A stored procedure is a group of SQL statements that can be called by name. In other words, it is executable code, a mini-program, that performs a particular task that can be invoked the same way one can call a function or method. Traditionally, stored procedures have been written in a DBMS-specific programming language. The latest generation of database products allows stored procedures to be written using the Java programming language and the JDBC API. Stored procedures written in the Java programming language are bytecode portable between DBMSs. Once a stored procedure is written, it can be used and reused because a DBMS that supports stored procedures will, as its name implies, store it in the database.
The following code is an example of how to create a very simple stored procedure using the Java programming language. Note that the stored procedure is just a static Java method that contains normal JDBC code. It accepts two input parameters and uses them to change an employee's car number.
Do not worry if you do not understand the example at this point.

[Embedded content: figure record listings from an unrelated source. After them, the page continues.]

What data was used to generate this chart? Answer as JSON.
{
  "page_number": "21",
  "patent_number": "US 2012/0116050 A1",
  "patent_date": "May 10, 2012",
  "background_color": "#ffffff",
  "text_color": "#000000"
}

The code example below is presented only to illustrate what a stored procedure looks like. You will learn how to write the code in this example in the tutorials that follow.
import java.sql.*; public class UpdateCar { public static void UpdateCarNum(int carNo, int empNo) throws SQLException { Connection con = null; PreparedStatement pstmt = null; try { con = DriverManager.getConnection("jdbc:default:connection"); pstmt = con.prepareStatement( "UPDATE EMPLOYEES SET CAR_NUMBER = ? " + "WHERE EMPLOYEE_NUMBER = ?"); pstmt.setInt(1, carNo); pstmt.setInt(2, empNo); pstmt.executeUpdate(); } finally { if (pstmt != null) pstmt.close(); } } }
Databases store user data, and they also store information about the database itself. Most DBMSs have a set of system tables, which list tables in the database, column names in each table, primary keys, foreign keys, stored procedures, and so forth. Each DBMS has its own functions for getting information about table layouts and database features. JDBC provides the interface DatabaseMetaData
, which a driver writer must implement so that its methods return information about the driver and/or DBMS for which the driver is written. For example, a large number of methods return whether or not the driver supports a particular functionality. This interface gives users and tools a standardized way to get metadata.
In general, developers writing tools and drivers are the ones most likely to be concerned with metadata.